Lorsque l’esclavage a été aboli dans les colonies françaises (en 1848) et britanniques (en 1833), ce ne sont pas les esclaves qui ont été indemnisés de leur oppression mais les propriétaires. Déjà auparavant (en 1825), l’État français avait imposé à Haïti sous la menace d’une intervention militaire une dette considérable en guise de compensation pour les propriétaires français ayant perdu leur propriété esclavagiste. C’est dire à quel point le droit de propriété était sanctifié : la perte d’une propriété, même si elle est fondée sur une ignominie, donne droit à réparation. Ce point d’histoire était connu et avait été rappelé par Thomas Piketty dans son livre publié en 2019 Capital et idéologie.
Des travaux récents de chercheurs du Centre national de la recherche scientifique font un peu plus la lumière sur l’indemnisation des propriétaires. Pour ce qui est de la France, quelque 10 000 propriétaires d’esclaves ont reçu, à partir de 1849, des indemnités d’un montant de 126 millions de francs or (1,3 % du revenu national, soit l’équivalent de 27 milliards d’euros d’aujourd’hui). En pleine cohérence avec la logique de la propriété, les indemnités ont été fixées en fonction du prix des esclaves dans chaque territoire.
En Grande-Bretagne, des travaux analogues ont été menés et montrent qu’à la suite de l’abolition de l’esclavage, en 1833, 20 millions de livres, soit 40 % du budget national, ont été versées aux anciens propriétaires.

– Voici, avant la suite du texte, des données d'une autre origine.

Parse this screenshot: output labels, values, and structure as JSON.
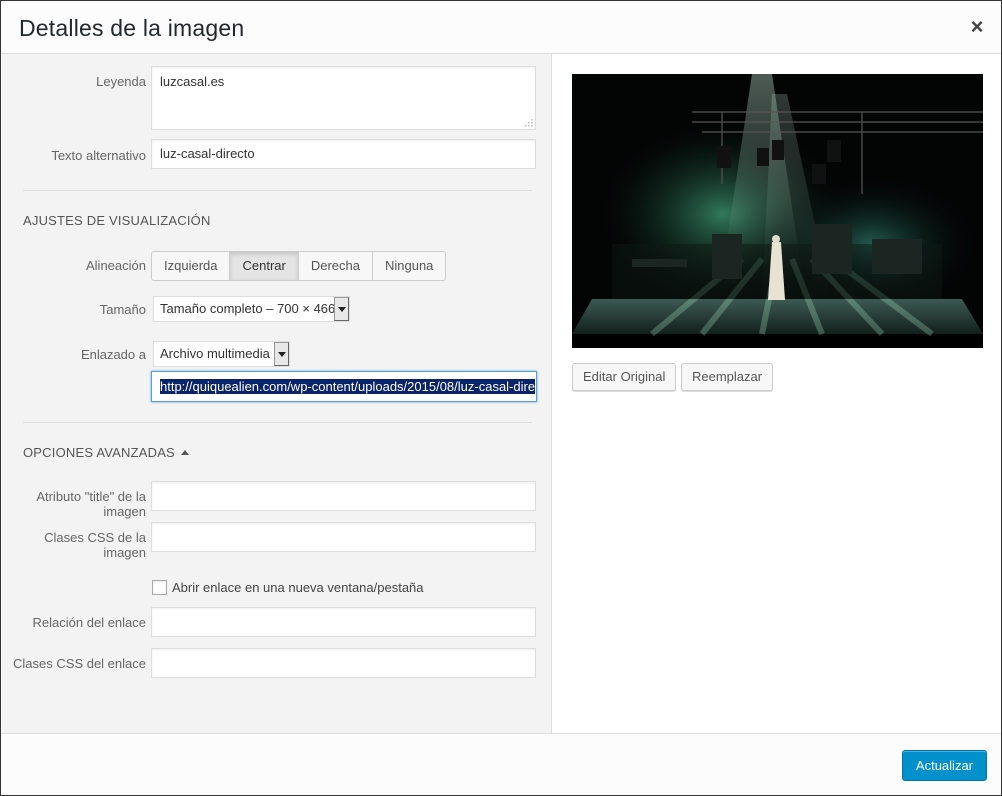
{
  "header": {
    "title": "Detalles de la imagen",
    "close_glyph": "×"
  },
  "fields": {
    "caption": {
      "label": "Leyenda",
      "value": "luzcasal.es"
    },
    "alt_text": {
      "label": "Texto alternativo",
      "value": "luz-casal-directo"
    }
  },
  "display_settings": {
    "title": "Ajustes de visualización",
    "alignment": {
      "label": "Alineación",
      "options": [
        "Izquierda",
        "Centrar",
        "Derecha",
        "Ninguna"
      ],
      "selected": "Centrar"
    },
    "size": {
      "label": "Tamaño",
      "value": "Tamaño completo – 700 × 466"
    },
    "link_to": {
      "label": "Enlazado a",
      "value": "Archivo multimedia",
      "url": "http://quiquealien.com/wp-content/uploads/2015/08/luz-casal-dire"
    }
  },
  "advanced": {
    "title": "Opciones avanzadas",
    "image_title": {
      "label_line1": "Atributo \"title\" de la",
      "label_line2": "imagen",
      "value": ""
    },
    "image_css": {
      "label_line1": "Clases CSS de la",
      "label_line2": "imagen",
      "value": ""
    },
    "new_tab": {
      "label": "Abrir enlace en una nueva ventana/pestaña",
      "checked": false
    },
    "link_rel": {
      "label": "Relación del enlace",
      "value": ""
    },
    "link_css": {
      "label": "Clases CSS del enlace",
      "value": ""
    }
  },
  "preview": {
    "edit_original_label": "Editar Original",
    "replace_label": "Reemplazar"
  },
  "footer": {
    "update_label": "Actualizar"
  },
  "colors": {
    "primary": "#0091cd",
    "selection": "#0a246a",
    "focus_border": "#5b9dd9"
  },
  "icons": [
    "close-icon",
    "resize-grip-icon",
    "chevron-down-icon",
    "triangle-up-icon",
    "checkbox-icon"
  ]
}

En France, comme en Grande-Bretagne, ces sommes énormes ont permis de consolider des fortunes et d’assurer la reconversion de certaines dynasties bourgeoises vers d’autres activités économiques. En Grande-Bretagne, l’argent versé lors de l’abolition est fortement présent dans deux secteurs clés de l’industrialisation : le coton et les chemins de fer. L’expansion impériale vers l’Inde, mais aussi vers le Canada, l’Australie, ou encore dans les mines sud-américaines, est aussi financée par les indemnités. Dans les colonies françaises des Antilles, le système d’exploitation coloniale se transforme, les esclaves devenant des « salariéEs libres » des grands propriétaires.
L’abolition de l’esclavage n’a pas été seulement la fin d’un chapitre mais s’inscrit dans l’histoire longue du capital.